All patients should undergo a diagnostic CT of the abdomen and pelvis with intravenous and oral contrast shortly prior to the procedure to identify disease burden and distinguish peritoneal disease from adjacent bowel or liver. Ultrasound-guided biopsies require no patient preparation, though one may request a full bladder for a better acoustic window. Multiple authors have described CT-guided techniques that employ oral contrast prior to the procedure to opacify and help identify bowel from adjacent disease. , , With both techniques, the procedure can be combined with a diagnostic or therapeutic drainage of ascites. Although trace fluid may improve sonographic visualization, removal of large-volume ascitic fluid prior to biopsy can help minimize the risk of hemorrhage.
The safety of larger-gauge (18 gauge and below) core biopsy needles for use in peritoneal or omental disease is well documented, these are preferred to the finer gauge (20-gauge and higher) self-aspirating needles because the increased specimen size allows for assessment of the tissue architecture and further analysis with immunohistochemistry if necessary. , Coaxial systems, commonly available as a 17/18-gauge or 19/20-gauge introducer/biopsy needle combinations, are preferred as they allow the operator to take several specimens through a single needle track. This is also advantageous for small, difficult-to-reach lesions as the introducer needle can help anchor the target lesion, facilitating multiple passes.
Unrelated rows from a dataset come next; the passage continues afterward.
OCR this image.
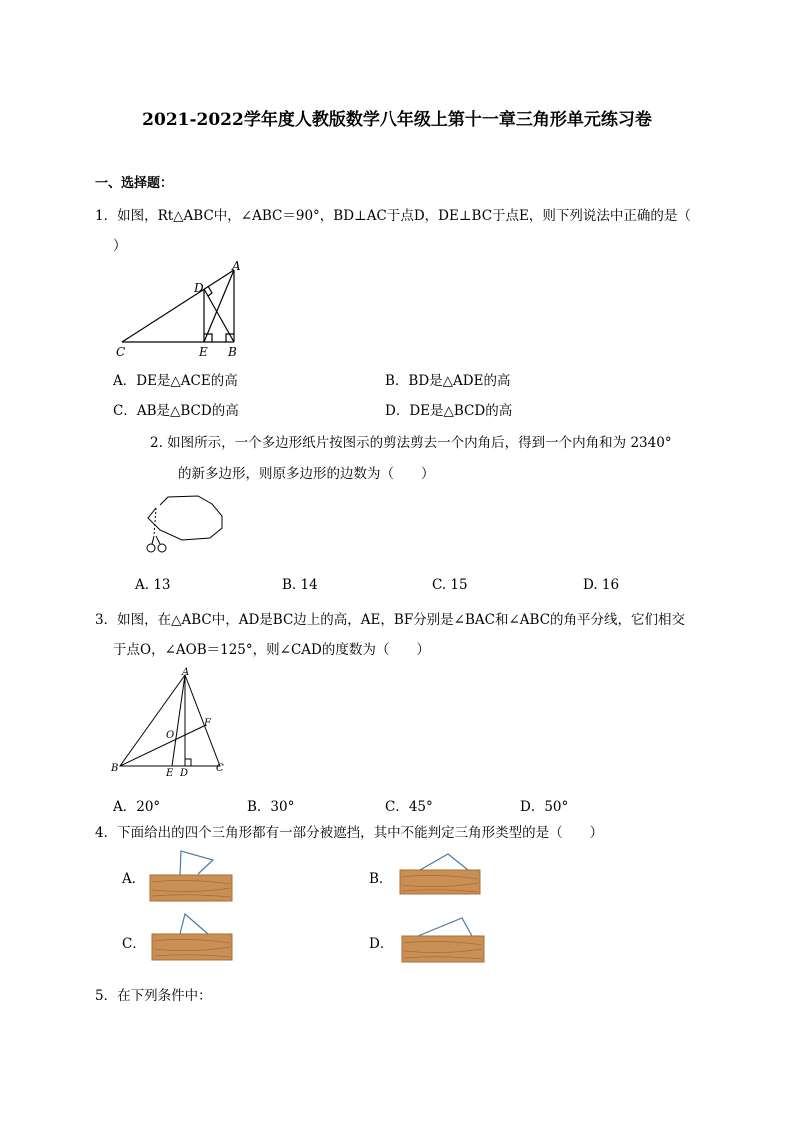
2021-2022学年度人教版数学八年级上第十一章三角形单元练习卷
一、选择题：
1．如图，Rt△ABC中，∠ABC＝90°，BD⊥AC于点D，DE⊥BC于点E，则下列说法中正确的是（
）
A
D
C	E B
A．DE是△ACE的高	B．BD是△ADE的高
C．AB是△BCD的高	D．DE是△BCD的高
2. 如图所示，一个多边形纸片按图示的剪法剪去一个内角后，得到一个内角和为 2340°
的新多边形，则原多边形的边数为（　　）
A. 13	B. 14	C. 15	D. 16
3．如图，在△ABC中，AD是BC边上的高，AE，BF分别是∠BAC和∠ABC的角平分线，它们相交
于点O，∠AOB＝125°，则∠CAD的度数为（　　）
A
B	C
E D
F
O
A．20°	B．30°	C．45°	D．50°
4．下面给出的四个三角形都有一部分被遮挡，其中不能判定三角形类型的是（　　）
A．	B．
C．	D．
5．在下列条件中：
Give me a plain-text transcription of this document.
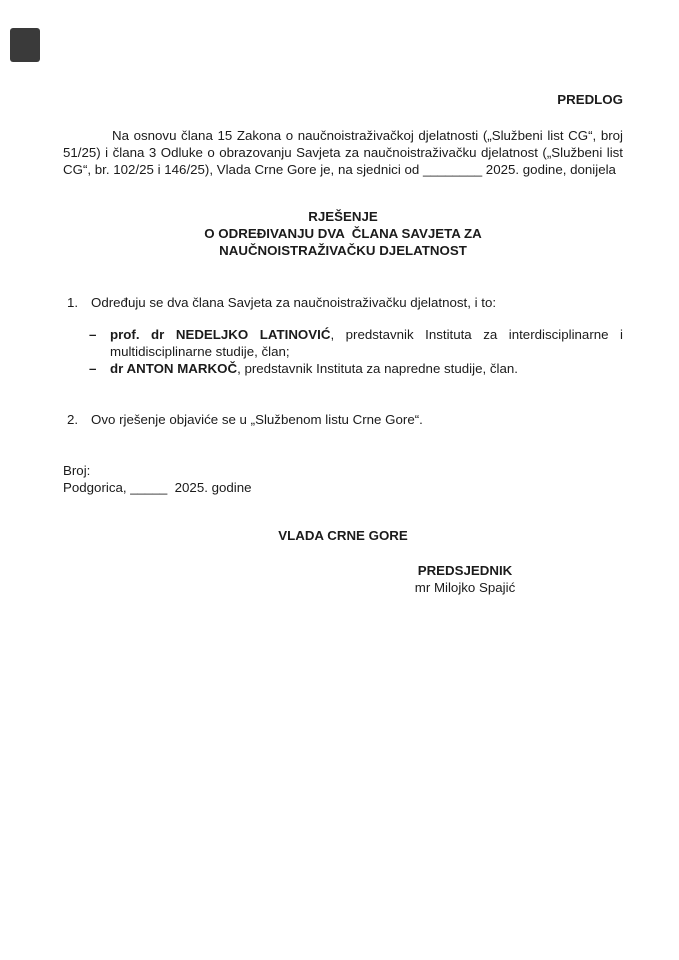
PREDLOG

Na osnovu člana 15 Zakona o naučnoistraživačkoj djelatnosti („Službeni list CG“, broj 51/25) i člana 3 Odluke o obrazovanju Savjeta za naučnoistraživačku djelatnost („Službeni list CG“, br. 102/25 i 146/25), Vlada Crne Gore je, na sjednici od ________ 2025. godine, donijela

RJEŠENJE
O ODREĐIVANJU DVA  ČLANA SAVJETA ZA
NAUČNOISTRAŽIVAČKU DJELATNOST
1. Određuju se dva člana Savjeta za naučnoistraživačku djelatnost, i to:
–	prof. dr NEDELJKO LATINOVIĆ, predstavnik Instituta za interdisciplinarne i multidisciplinarne studije, član;
–	dr ANTON MARKOČ, predstavnik Instituta za napredne studije, član.
2. Ovo rješenje objaviće se u „Službenom listu Crne Gore“.
Broj:
Podgorica, _____  2025. godine
VLADA CRNE GORE
PREDSJEDNIK
mr Milojko Spajić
Both CT- and ultrasound-guided biopsies are quick, taking roughly 15–20 minutes and can safely be performed in an outpatient setting. Other than local pain and bruising at the puncture site, there have been few reported complications, the most serious being a rectus sheath hematoma that was managed conservatively and focal abdominal wall cellulitis. Though there is a theoretical risk of tracking tumor into the abdominal wall, as this has been reported in a laparoscopy scar, there have been no reported cases following IGB or during percutaneous interventional treatments. IGB is fast, safe, accurate and an important tool in the diagnosis and management of women with suspected ovarian cancer.